Senator Roger Marshall hat letzte Woche einen Vorschlag zur Aufnahme einer Swipe-Fee-Regelung in ein Kryptowährung Gesetz zur Marktstruktur eingereicht, ein Schritt, der Kartengebühren kurzzeitig wieder in den Fokus rückte, während Gesetzgeber abwägen, wie sie steigende Kosten für kleine Händler eindämmen können.
Die Änderung würde Banken und Zahlungsnetzwerke dazu drängen, mehr als eine Route für die Verarbeitung von Kartenzahlungen zuzulassen, wodurch Händler eine Wahl hätten, die Swipe-Gebühren senken könnte. Einige Analysten sagen auch, dass dies Auswirkungen auf Krypto-Zahlungslösungen in den USA haben könnte.
Berichten zufolge würde der von dem republikanischen Gesetzgeber eingereichte Änderungsantrag große Banken verpflichten, mindestens zwei nicht verbundene Netzwerke Debit- und Kredittransaktionen abwickeln zu lassen.

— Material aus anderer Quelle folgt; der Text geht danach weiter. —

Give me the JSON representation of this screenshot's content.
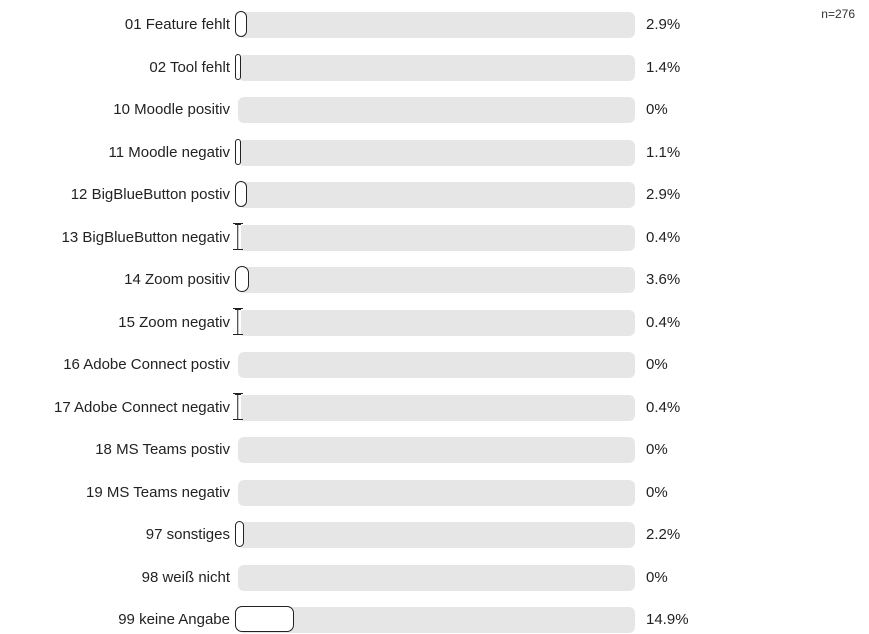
{
  "sample_size_label": "n=276",
  "chart_data": {
    "type": "bar",
    "orientation": "horizontal",
    "xlim": [
      0,
      100
    ],
    "categories": [
      "01 Feature fehlt",
      "02 Tool fehlt",
      "10 Moodle positiv",
      "11 Moodle negativ",
      "12 BigBlueButton postiv",
      "13 BigBlueButton negativ",
      "14 Zoom positiv",
      "15 Zoom negativ",
      "16 Adobe Connect postiv",
      "17 Adobe Connect negativ",
      "18 MS Teams postiv",
      "19 MS Teams negativ",
      "97 sonstiges",
      "98 weiß nicht",
      "99 keine Angabe"
    ],
    "values": [
      2.9,
      1.4,
      0,
      1.1,
      2.9,
      0.4,
      3.6,
      0.4,
      0,
      0.4,
      0,
      0,
      2.2,
      0,
      14.9
    ],
    "value_labels": [
      "2.9%",
      "1.4%",
      "0%",
      "1.1%",
      "2.9%",
      "0.4%",
      "3.6%",
      "0.4%",
      "0%",
      "0.4%",
      "0%",
      "0%",
      "2.2%",
      "0%",
      "14.9%"
    ],
    "unit": "%"
  }
}
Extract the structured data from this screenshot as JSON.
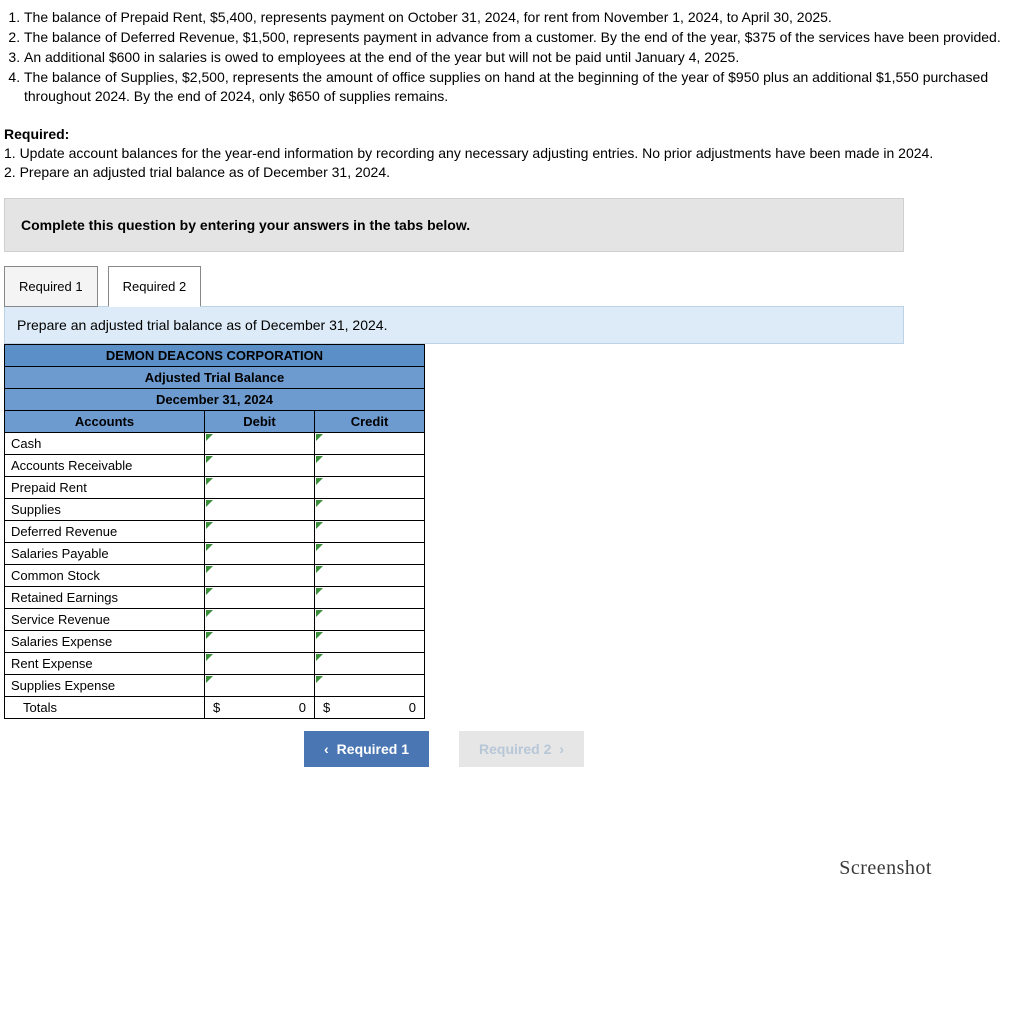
{
  "intro_items": [
    "The balance of Prepaid Rent, $5,400, represents payment on October 31, 2024, for rent from November 1, 2024, to April 30, 2025.",
    "The balance of  Deferred Revenue, $1,500, represents payment in advance from a customer. By the end of the year, $375 of the services have been provided.",
    "An additional $600 in salaries is owed to employees at the end of the year but will not be paid until January 4, 2025.",
    "The balance of Supplies, $2,500, represents the amount of office supplies on hand at the beginning of the year of $950 plus an additional $1,550 purchased throughout 2024. By the end of 2024, only $650 of supplies remains."
  ],
  "required": {
    "heading": "Required:",
    "lines": [
      "1. Update account balances for the year-end information by recording any necessary adjusting entries. No prior adjustments have been made in 2024.",
      "2. Prepare an adjusted trial balance as of December 31, 2024."
    ]
  },
  "instruction_bar": "Complete this question by entering your answers in the tabs below.",
  "tabs": {
    "req1": "Required 1",
    "req2": "Required 2"
  },
  "sub_instruction": "Prepare an adjusted trial balance as of December 31, 2024.",
  "table": {
    "company": "DEMON DEACONS CORPORATION",
    "title": "Adjusted Trial Balance",
    "date": "December 31, 2024",
    "col_accounts": "Accounts",
    "col_debit": "Debit",
    "col_credit": "Credit",
    "accounts": [
      "Cash",
      "Accounts Receivable",
      "Prepaid Rent",
      "Supplies",
      "Deferred Revenue",
      "Salaries Payable",
      "Common Stock",
      "Retained Earnings",
      "Service Revenue",
      "Salaries Expense",
      "Rent Expense",
      "Supplies Expense"
    ],
    "totals_label": "Totals",
    "currency": "$",
    "debit_total": "0",
    "credit_total": "0"
  },
  "nav": {
    "prev": "Required 1",
    "next": "Required 2"
  },
  "footer": {
    "screenshot": "Screenshot"
  },
  "colors": {
    "header_bg": "#5b8fc7",
    "subheader_bg": "#6d9bcf",
    "instruction_bg": "#e4e4e4",
    "subinstr_bg": "#dcebf7",
    "nav_prev_bg": "#4a77b4",
    "nav_next_bg": "#e6e6e6"
  }
}
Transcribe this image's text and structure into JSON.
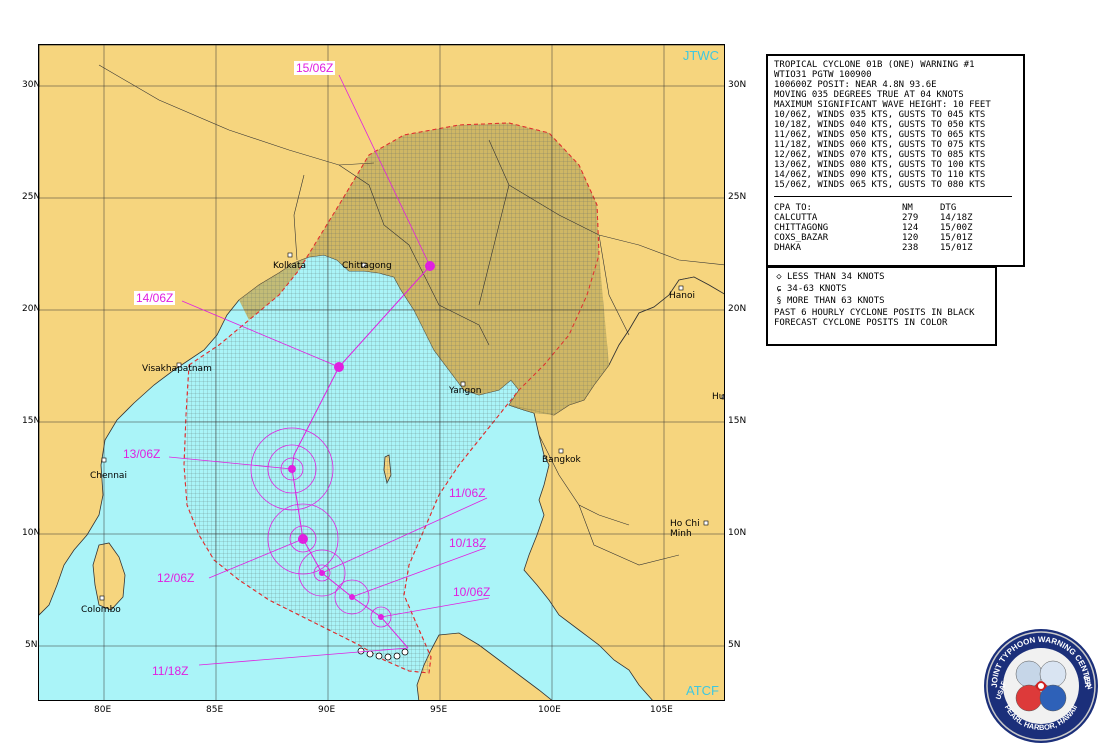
{
  "map": {
    "agency_label": "JTWC",
    "source_label": "ATCF",
    "lon_ticks": [
      "80E",
      "85E",
      "90E",
      "95E",
      "100E",
      "105E"
    ],
    "lat_ticks": [
      "30N",
      "25N",
      "20N",
      "15N",
      "10N",
      "5N"
    ],
    "cities": [
      {
        "name": "Kolkata"
      },
      {
        "name": "Chittagong"
      },
      {
        "name": "Hanoi"
      },
      {
        "name": "Visakhapatnam"
      },
      {
        "name": "Yangon"
      },
      {
        "name": "Hue"
      },
      {
        "name": "Chennai"
      },
      {
        "name": "Bangkok"
      },
      {
        "name": "Ho Chi Minh"
      },
      {
        "name": "Colombo"
      }
    ],
    "forecast_labels": [
      {
        "label": "15/06Z"
      },
      {
        "label": "14/06Z"
      },
      {
        "label": "13/06Z"
      },
      {
        "label": "12/06Z"
      },
      {
        "label": "11/06Z"
      },
      {
        "label": "10/18Z"
      },
      {
        "label": "10/06Z"
      },
      {
        "label": "11/18Z"
      }
    ],
    "colors": {
      "sea": "#aaf4f8",
      "land": "#f6d57e",
      "danger_land": "#c8b260",
      "track": "#e020e0",
      "danger_border": "#e03030"
    }
  },
  "warning": {
    "lines": [
      "TROPICAL CYCLONE 01B (ONE) WARNING #1",
      "WTIO31 PGTW 100900",
      "100600Z POSIT: NEAR 4.8N 93.6E",
      "MOVING 035 DEGREES TRUE AT 04 KNOTS",
      "MAXIMUM SIGNIFICANT WAVE HEIGHT: 10 FEET",
      "10/06Z, WINDS 035 KTS, GUSTS TO 045 KTS",
      "10/18Z, WINDS 040 KTS, GUSTS TO 050 KTS",
      "11/06Z, WINDS 050 KTS, GUSTS TO 065 KTS",
      "11/18Z, WINDS 060 KTS, GUSTS TO 075 KTS",
      "12/06Z, WINDS 070 KTS, GUSTS TO 085 KTS",
      "13/06Z, WINDS 080 KTS, GUSTS TO 100 KTS",
      "14/06Z, WINDS 090 KTS, GUSTS TO 110 KTS",
      "15/06Z, WINDS 065 KTS, GUSTS TO 080 KTS"
    ],
    "cpa_header": [
      "CPA TO:",
      "NM",
      "DTG"
    ],
    "cpa_rows": [
      [
        "CALCUTTA",
        "279",
        "14/18Z"
      ],
      [
        "CHITTAGONG",
        "124",
        "15/00Z"
      ],
      [
        "COXS_BAZAR",
        "120",
        "15/01Z"
      ],
      [
        "DHAKA",
        "238",
        "15/01Z"
      ]
    ]
  },
  "legend": {
    "items": [
      {
        "symbol": "◇",
        "text": "LESS THAN 34 KNOTS"
      },
      {
        "symbol": "ɕ",
        "text": "34-63 KNOTS"
      },
      {
        "symbol": "§",
        "text": "MORE THAN 63 KNOTS"
      }
    ],
    "notes": [
      "PAST 6 HOURLY CYCLONE POSITS IN BLACK",
      "FORECAST CYCLONE POSITS IN COLOR"
    ]
  },
  "seal": {
    "text_top": "JOINT TYPHOON WARNING CENTER",
    "text_bottom": "PEARL HARBOR, HAWAII",
    "text_left": "USAF",
    "text_right": "USN"
  }
}
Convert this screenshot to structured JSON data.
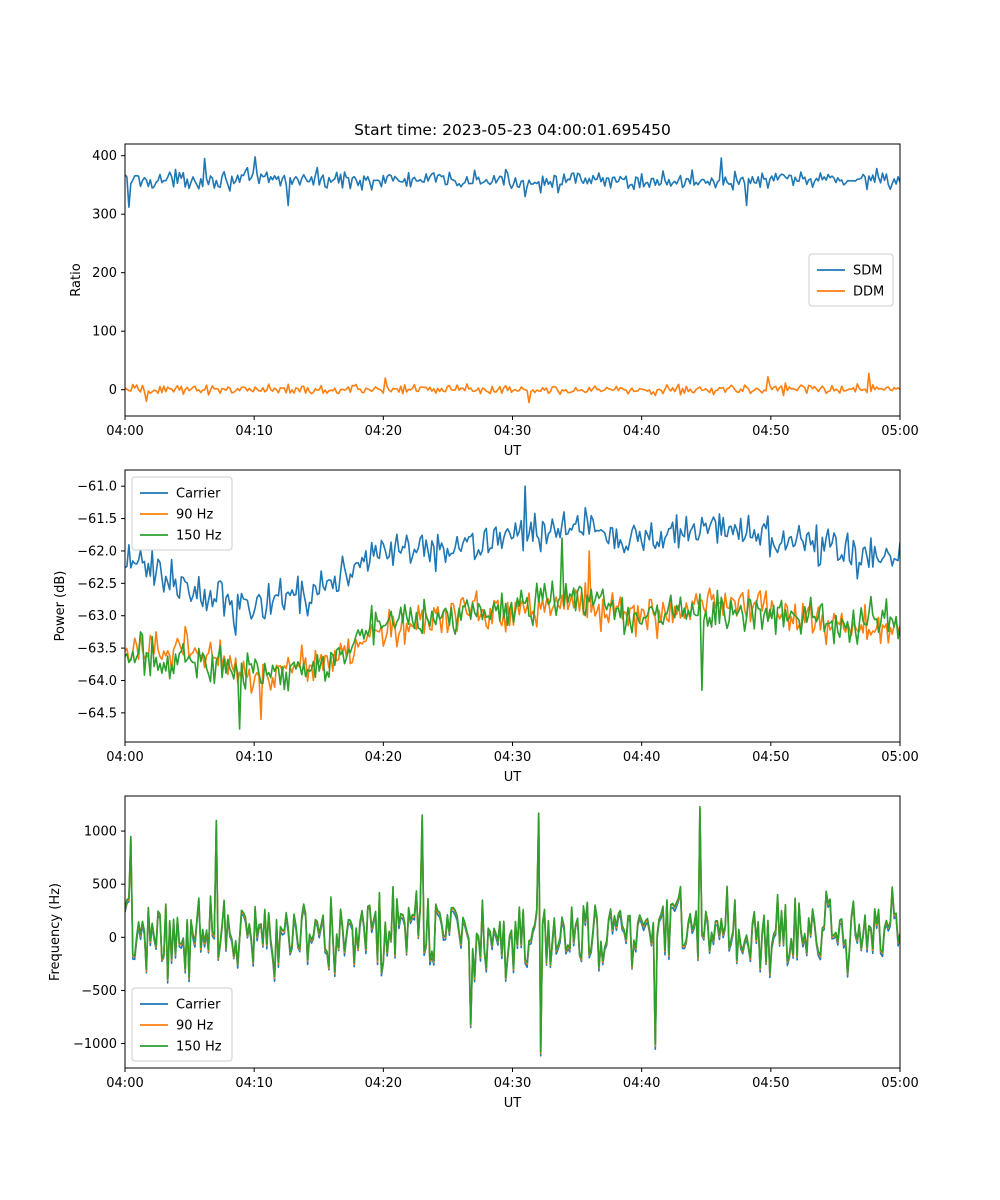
{
  "figure": {
    "title": "Start time: 2023-05-23 04:00:01.695450"
  },
  "chart_data": [
    {
      "type": "line",
      "title": "Start time: 2023-05-23 04:00:01.695450",
      "xlabel": "UT",
      "ylabel": "Ratio",
      "x_range": [
        "04:00",
        "05:00"
      ],
      "xticks": [
        "04:00",
        "04:10",
        "04:20",
        "04:30",
        "04:40",
        "04:50",
        "05:00"
      ],
      "ylim": [
        -45,
        420
      ],
      "yticks": [
        0,
        100,
        200,
        300,
        400
      ],
      "ytick_labels": [
        "0",
        "100",
        "200",
        "300",
        "400"
      ],
      "legend_position": "center-right",
      "grid": false,
      "series": [
        {
          "name": "SDM",
          "color": "#1f77b4",
          "samples": 400,
          "baseline": [
            {
              "t": "04:00",
              "v": 358
            },
            {
              "t": "04:10",
              "v": 360
            },
            {
              "t": "04:20",
              "v": 358
            },
            {
              "t": "04:30",
              "v": 357
            },
            {
              "t": "04:40",
              "v": 356
            },
            {
              "t": "04:50",
              "v": 358
            },
            {
              "t": "05:00",
              "v": 360
            }
          ],
          "noise_amplitude": 15,
          "marked_values": [
            {
              "t": "04:00:20",
              "v": 312
            },
            {
              "t": "04:06:10",
              "v": 395
            },
            {
              "t": "04:10:00",
              "v": 398
            },
            {
              "t": "04:12:40",
              "v": 315
            },
            {
              "t": "04:31:00",
              "v": 330
            },
            {
              "t": "04:46:10",
              "v": 396
            },
            {
              "t": "04:48:10",
              "v": 315
            },
            {
              "t": "04:58:10",
              "v": 378
            }
          ]
        },
        {
          "name": "DDM",
          "color": "#ff7f0e",
          "samples": 400,
          "baseline": [
            {
              "t": "04:00",
              "v": 0
            },
            {
              "t": "04:10",
              "v": 1
            },
            {
              "t": "04:20",
              "v": 0
            },
            {
              "t": "04:30",
              "v": 1
            },
            {
              "t": "04:40",
              "v": 0
            },
            {
              "t": "04:50",
              "v": 1
            },
            {
              "t": "05:00",
              "v": 1
            }
          ],
          "noise_amplitude": 8,
          "marked_values": [
            {
              "t": "04:01:40",
              "v": -20
            },
            {
              "t": "04:20:10",
              "v": 20
            },
            {
              "t": "04:31:20",
              "v": -22
            },
            {
              "t": "04:49:50",
              "v": 22
            },
            {
              "t": "04:57:40",
              "v": 28
            }
          ]
        }
      ]
    },
    {
      "type": "line",
      "xlabel": "UT",
      "ylabel": "Power (dB)",
      "x_range": [
        "04:00",
        "05:00"
      ],
      "xticks": [
        "04:00",
        "04:10",
        "04:20",
        "04:30",
        "04:40",
        "04:50",
        "05:00"
      ],
      "ylim": [
        -64.95,
        -60.75
      ],
      "yticks": [
        -64.5,
        -64.0,
        -63.5,
        -63.0,
        -62.5,
        -62.0,
        -61.5,
        -61.0
      ],
      "ytick_labels": [
        "−64.5",
        "−64.0",
        "−63.5",
        "−63.0",
        "−62.5",
        "−62.0",
        "−61.5",
        "−61.0"
      ],
      "legend_position": "upper-left",
      "grid": false,
      "series": [
        {
          "name": "Carrier",
          "color": "#1f77b4",
          "samples": 400,
          "baseline": [
            {
              "t": "04:00",
              "v": -62.1
            },
            {
              "t": "04:05",
              "v": -62.6
            },
            {
              "t": "04:10",
              "v": -62.9
            },
            {
              "t": "04:15",
              "v": -62.6
            },
            {
              "t": "04:20",
              "v": -62.0
            },
            {
              "t": "04:25",
              "v": -62.0
            },
            {
              "t": "04:30",
              "v": -61.8
            },
            {
              "t": "04:35",
              "v": -61.6
            },
            {
              "t": "04:40",
              "v": -61.9
            },
            {
              "t": "04:45",
              "v": -61.6
            },
            {
              "t": "04:50",
              "v": -61.8
            },
            {
              "t": "04:55",
              "v": -62.0
            },
            {
              "t": "05:00",
              "v": -62.1
            }
          ],
          "noise_amplitude": 0.28,
          "marked_values": [
            {
              "t": "04:31:00",
              "v": -61.0
            },
            {
              "t": "04:08:30",
              "v": -63.3
            }
          ]
        },
        {
          "name": "90 Hz",
          "color": "#ff7f0e",
          "samples": 400,
          "baseline": [
            {
              "t": "04:00",
              "v": -63.6
            },
            {
              "t": "04:05",
              "v": -63.5
            },
            {
              "t": "04:10",
              "v": -63.9
            },
            {
              "t": "04:15",
              "v": -63.8
            },
            {
              "t": "04:20",
              "v": -63.2
            },
            {
              "t": "04:25",
              "v": -63.0
            },
            {
              "t": "04:30",
              "v": -62.9
            },
            {
              "t": "04:35",
              "v": -62.8
            },
            {
              "t": "04:40",
              "v": -63.0
            },
            {
              "t": "04:45",
              "v": -62.8
            },
            {
              "t": "04:50",
              "v": -62.9
            },
            {
              "t": "04:55",
              "v": -63.1
            },
            {
              "t": "05:00",
              "v": -63.2
            }
          ],
          "noise_amplitude": 0.3,
          "marked_values": [
            {
              "t": "04:10:30",
              "v": -64.6
            },
            {
              "t": "04:36:00",
              "v": -62.0
            }
          ]
        },
        {
          "name": "150 Hz",
          "color": "#2ca02c",
          "samples": 400,
          "baseline": [
            {
              "t": "04:00",
              "v": -63.6
            },
            {
              "t": "04:05",
              "v": -63.7
            },
            {
              "t": "04:10",
              "v": -63.9
            },
            {
              "t": "04:15",
              "v": -63.8
            },
            {
              "t": "04:20",
              "v": -63.1
            },
            {
              "t": "04:25",
              "v": -63.0
            },
            {
              "t": "04:30",
              "v": -62.9
            },
            {
              "t": "04:35",
              "v": -62.7
            },
            {
              "t": "04:40",
              "v": -63.0
            },
            {
              "t": "04:45",
              "v": -62.9
            },
            {
              "t": "04:50",
              "v": -63.0
            },
            {
              "t": "04:55",
              "v": -63.1
            },
            {
              "t": "05:00",
              "v": -63.0
            }
          ],
          "noise_amplitude": 0.3,
          "marked_values": [
            {
              "t": "04:08:50",
              "v": -64.75
            },
            {
              "t": "04:33:50",
              "v": -61.8
            },
            {
              "t": "04:44:40",
              "v": -64.15
            }
          ]
        }
      ]
    },
    {
      "type": "line",
      "xlabel": "UT",
      "ylabel": "Frequency (Hz)",
      "x_range": [
        "04:00",
        "05:00"
      ],
      "xticks": [
        "04:00",
        "04:10",
        "04:20",
        "04:30",
        "04:40",
        "04:50",
        "05:00"
      ],
      "ylim": [
        -1230,
        1330
      ],
      "yticks": [
        -1000,
        -500,
        0,
        500,
        1000
      ],
      "ytick_labels": [
        "−1000",
        "−500",
        "0",
        "500",
        "1000"
      ],
      "legend_position": "lower-left",
      "grid": false,
      "series": [
        {
          "name": "Carrier",
          "color": "#1f77b4",
          "samples": 400,
          "offset": -35
        },
        {
          "name": "90 Hz",
          "color": "#ff7f0e",
          "samples": 400,
          "offset": -12
        },
        {
          "name": "150 Hz",
          "color": "#2ca02c",
          "samples": 400,
          "offset": 0
        }
      ],
      "shared_signal": {
        "baseline": [
          {
            "t": "04:00",
            "v": 60
          },
          {
            "t": "04:30",
            "v": 60
          },
          {
            "t": "05:00",
            "v": 60
          }
        ],
        "noise_amplitude": 360,
        "marked_values": [
          {
            "t": "04:00:30",
            "v": 950
          },
          {
            "t": "04:07:00",
            "v": 1100
          },
          {
            "t": "04:23:00",
            "v": 1150
          },
          {
            "t": "04:32:00",
            "v": 1170
          },
          {
            "t": "04:32:10",
            "v": -1080
          },
          {
            "t": "04:44:30",
            "v": 1230
          },
          {
            "t": "04:41:00",
            "v": -1010
          },
          {
            "t": "04:26:50",
            "v": -820
          }
        ]
      }
    }
  ]
}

Dies soll es Händlern ermöglichen, die günstigste Route zu wählen. Swipe-Gebühren, auch Interchange-Gebühren genannt, liegen bei den meisten Käufen üblicherweise im Bereich von 1,5%-3,5%.
Kleine Geschäfte sagen, dass sich diese Gebühren schnell summieren. Berichten zufolge unterstützten einige Einzelhändler die Idee, weil sie ihre Kosten senken und ihnen helfen könnte, die Preise für Käufer stabil zu halten. Der Änderungsantrag könnte sogar Krypto-Debitkartennetzwerke betreffen, die Zahlungen für digitale Währungen verarbeiten.
Der Plan erinnert an eine langjährige Bemühung, die als Credit Card Competition Act bekannt ist. Im Rahmen dieses Gesetzes ist das Ziel, die nahezu exklusive Kontrolle zu brechen, die einige große Netzwerke über das Transaktionsrouting haben.
Befürworter argumentieren, dass mehr Wettbewerb die Gebühren senken würde. Banken und Kartenunternehmen warnen, dass eine Regeländerung Betrugsrisiken erhöhen und die Umsetzung neuer Regeln kostspielig machen könnte.
Die Kompromisse sind offensichtlich. Wettbewerb könnte Einsparungen für Geschäfte bedeuten. Es könnte auch Änderungen bedeuten, wie Banken Kunden schützen. Einige Gesetzgeber befürchten, dass erzwungene Änderungen unbeabsichtigt Krypto-Plattformen betreffen könnten, die in traditionelle Zahlungsnetzwerke integriert sind.
Berichten zufolge hat es die Swipe-Fee-Idee nicht auf die endgültige Tagesordnung einer kürzlichen Ausschussberatung geschafft. Marshall soll zugestimmt haben, den Änderungsantrag zu diesem Zeitpunkt nicht zu forcieren, nach Gesprächen mit anderen Senatoren und Bedenken verschiedener Gruppen.
Einige Gesetzgeber scheuten sich davor, einen Kampf mit hohem Einsatz zu einem Gesetzentwurf hinzuzufügen, den sie voranbringen wollen. Das Weiße Haus und einige Senatoren sollen besorgt gewesen sein, dass der Streit um Swipe-Gebühren umfassendere Marktregeln, die diskutiert werden, zum Scheitern bringen könnte. Unterstützung und Opposition verlaufen quer durch die Parteigrenzen, was jedes endgültige Ergebnis unsicher macht.
Wer erhebt AnspruchHändler und Einzelhandelsgruppen sind lautstark. Sie wollen jetzt niedrigere Kosten. Verbraucherschützer unterstützen Maßnahmen, die darauf abzielen, Alltagspreise zu senken.
Andererseits sagen Banken, viele Kreditgenossenschaften und Kartennetzwerke, dass ihre Systeme fein abgestimmt sind, um Kartenbetrug zu verhindern, und dass jede erzwungene Änderung diese Schutzmaßnahmen zu schwächen droht. Berichten zufolge befürchten kleinere Finanzunternehmen Compliance-Kosten, die ihre Kunden treffen könnten.